Whether or not the abovementioned people had skiing travel insurance is irrelevant. The fact is, accidents happen to the rich and famous as much as they happen to John Smith and Mary Jones. No one is immune. The only guarantee you have is that if you don’t purchase travel insurance, skiing could be your financial undoing as well as your bone-breaker!
Snow Pack insurance
If you own your own snow sport equipment and take it with you on your travels, then look for an insurer that offers a ‘Snow Pack’. You’ll be covered for theft, loss or damage of your equipment if you purchase this option. Typically, a Snow Pack offers extra cover for an array of losses such as (but not necessarily all):
- Closure of resort due to bad weather or avalanche
- Delayed ski equipment
- Emergency evacuation from the ski fields
- Unused ski lessons or lift passes
- Additional cover for winter sports that are usually not included in travel insurance plans
- Snow sport overseas emergency medical assistance and hospital expenses
If you require skiing travel insurance for cross country skiing, you’ll need to research a little further as fewer insurers offer this.
What is not covered?
When you purchase travel insurance for ski trips, you should check what is not covered as closely as what is covered, as various insurers offer different policies. That’s why some seem cheap and cheerful while others seem extra costly. Some policies won’t offer cover if the travel doesn’t occur in the designated recreational ski season. That is, of course, unless early (or late) snow arrives and the resorts are open for skiing.

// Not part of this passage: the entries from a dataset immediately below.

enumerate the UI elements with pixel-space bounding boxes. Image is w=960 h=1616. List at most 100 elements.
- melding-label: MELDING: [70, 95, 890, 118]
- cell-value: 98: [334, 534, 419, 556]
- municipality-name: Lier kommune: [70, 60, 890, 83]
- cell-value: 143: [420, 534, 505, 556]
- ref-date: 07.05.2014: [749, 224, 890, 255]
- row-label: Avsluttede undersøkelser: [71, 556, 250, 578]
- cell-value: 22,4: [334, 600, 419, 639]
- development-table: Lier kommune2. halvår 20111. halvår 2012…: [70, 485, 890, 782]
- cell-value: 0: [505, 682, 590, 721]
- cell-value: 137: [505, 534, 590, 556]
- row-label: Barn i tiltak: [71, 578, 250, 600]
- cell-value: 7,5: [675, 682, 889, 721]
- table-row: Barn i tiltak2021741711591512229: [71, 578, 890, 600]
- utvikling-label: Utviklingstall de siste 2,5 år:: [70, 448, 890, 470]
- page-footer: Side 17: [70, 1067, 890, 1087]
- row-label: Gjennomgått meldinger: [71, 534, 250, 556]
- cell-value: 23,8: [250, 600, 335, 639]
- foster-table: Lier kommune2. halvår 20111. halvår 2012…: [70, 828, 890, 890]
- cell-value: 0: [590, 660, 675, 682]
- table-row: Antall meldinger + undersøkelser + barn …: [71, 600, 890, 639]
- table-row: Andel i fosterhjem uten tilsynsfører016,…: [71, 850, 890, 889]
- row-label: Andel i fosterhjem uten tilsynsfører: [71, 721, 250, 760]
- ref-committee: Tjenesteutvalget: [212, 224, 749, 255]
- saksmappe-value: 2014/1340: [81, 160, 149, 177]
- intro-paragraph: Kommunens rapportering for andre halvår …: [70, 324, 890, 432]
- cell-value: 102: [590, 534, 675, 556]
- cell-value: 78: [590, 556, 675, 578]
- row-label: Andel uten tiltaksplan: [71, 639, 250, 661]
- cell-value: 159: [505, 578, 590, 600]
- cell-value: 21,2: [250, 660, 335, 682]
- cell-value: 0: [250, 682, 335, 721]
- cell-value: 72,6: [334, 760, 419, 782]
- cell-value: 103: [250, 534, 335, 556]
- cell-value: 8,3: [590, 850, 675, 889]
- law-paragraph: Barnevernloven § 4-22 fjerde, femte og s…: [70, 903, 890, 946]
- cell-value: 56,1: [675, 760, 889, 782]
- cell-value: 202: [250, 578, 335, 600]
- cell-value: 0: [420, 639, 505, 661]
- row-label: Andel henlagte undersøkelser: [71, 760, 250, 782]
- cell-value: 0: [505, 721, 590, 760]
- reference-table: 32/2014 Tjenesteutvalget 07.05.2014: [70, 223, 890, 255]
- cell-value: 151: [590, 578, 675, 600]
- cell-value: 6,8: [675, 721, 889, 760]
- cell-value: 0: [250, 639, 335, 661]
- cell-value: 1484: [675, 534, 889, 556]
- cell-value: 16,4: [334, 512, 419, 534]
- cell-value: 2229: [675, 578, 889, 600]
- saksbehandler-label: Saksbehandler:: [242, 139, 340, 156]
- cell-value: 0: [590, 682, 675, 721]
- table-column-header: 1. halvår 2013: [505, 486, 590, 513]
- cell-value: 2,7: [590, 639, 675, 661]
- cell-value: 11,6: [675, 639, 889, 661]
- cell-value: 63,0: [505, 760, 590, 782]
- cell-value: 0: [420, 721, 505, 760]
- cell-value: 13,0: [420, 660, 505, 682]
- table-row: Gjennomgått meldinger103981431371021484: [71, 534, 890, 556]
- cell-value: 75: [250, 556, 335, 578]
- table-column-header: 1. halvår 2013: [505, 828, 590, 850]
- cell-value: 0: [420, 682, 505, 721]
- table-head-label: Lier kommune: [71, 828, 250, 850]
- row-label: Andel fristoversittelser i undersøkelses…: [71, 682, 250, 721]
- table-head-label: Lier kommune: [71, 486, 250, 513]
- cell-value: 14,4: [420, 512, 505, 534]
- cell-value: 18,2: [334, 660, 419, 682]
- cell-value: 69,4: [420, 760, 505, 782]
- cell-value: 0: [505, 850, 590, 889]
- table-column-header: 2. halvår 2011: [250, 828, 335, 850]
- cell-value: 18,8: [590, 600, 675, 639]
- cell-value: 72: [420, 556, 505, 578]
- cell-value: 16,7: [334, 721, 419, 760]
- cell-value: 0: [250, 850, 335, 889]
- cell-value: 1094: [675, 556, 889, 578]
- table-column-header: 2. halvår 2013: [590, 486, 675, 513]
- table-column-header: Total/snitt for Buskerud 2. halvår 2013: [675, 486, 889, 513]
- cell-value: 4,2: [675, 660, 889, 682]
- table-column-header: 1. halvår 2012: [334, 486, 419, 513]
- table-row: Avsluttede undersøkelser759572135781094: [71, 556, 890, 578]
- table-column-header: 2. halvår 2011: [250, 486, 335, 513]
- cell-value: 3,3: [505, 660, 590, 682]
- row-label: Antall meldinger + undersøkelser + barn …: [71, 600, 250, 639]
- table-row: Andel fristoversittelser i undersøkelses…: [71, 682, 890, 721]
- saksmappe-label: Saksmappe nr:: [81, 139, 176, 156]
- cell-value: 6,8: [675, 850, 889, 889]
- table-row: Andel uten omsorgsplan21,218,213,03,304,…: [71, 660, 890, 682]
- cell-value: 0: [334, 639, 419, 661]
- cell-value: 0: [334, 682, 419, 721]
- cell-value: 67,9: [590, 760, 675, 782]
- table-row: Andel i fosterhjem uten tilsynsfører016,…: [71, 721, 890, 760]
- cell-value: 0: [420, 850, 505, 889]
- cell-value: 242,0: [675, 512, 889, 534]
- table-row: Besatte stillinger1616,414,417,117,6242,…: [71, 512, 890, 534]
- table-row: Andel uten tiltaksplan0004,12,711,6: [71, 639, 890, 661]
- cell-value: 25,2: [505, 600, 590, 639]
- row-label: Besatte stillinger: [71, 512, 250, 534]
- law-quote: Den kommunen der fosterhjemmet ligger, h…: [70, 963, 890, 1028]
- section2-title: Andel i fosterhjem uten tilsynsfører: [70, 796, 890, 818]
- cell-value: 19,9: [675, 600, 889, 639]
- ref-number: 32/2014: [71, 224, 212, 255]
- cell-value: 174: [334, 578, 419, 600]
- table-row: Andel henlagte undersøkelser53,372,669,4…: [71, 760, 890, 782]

As with all policies, none will cover you for losses that arise from behaviour while intoxicated or under the influence of drugs. You may also not be covered if you ski out of bounds, off groomed slopes, off piste or back country.
The benefits of regular travel insurance may or may not be included
You can still be covered for such problems as lost luggage, cancelled flights, theft of cash, rental car excess waiver, replacement of passport and other documents, personal liability and the other usual inclusions in a travel insurance policy. This is where your due diligence comes into play. Some insurers require you to take out two separate policies – regular travel insurance and skiing travel insurance – and for some people, the ability to choose is welcome. Others may require you to purchase an add-on snow or ski pack in order to get cover for snow sport related issues. If you have any questions, don’t hesitate to call and speak with an operator.
Whatever you do, stay safe and warm out there!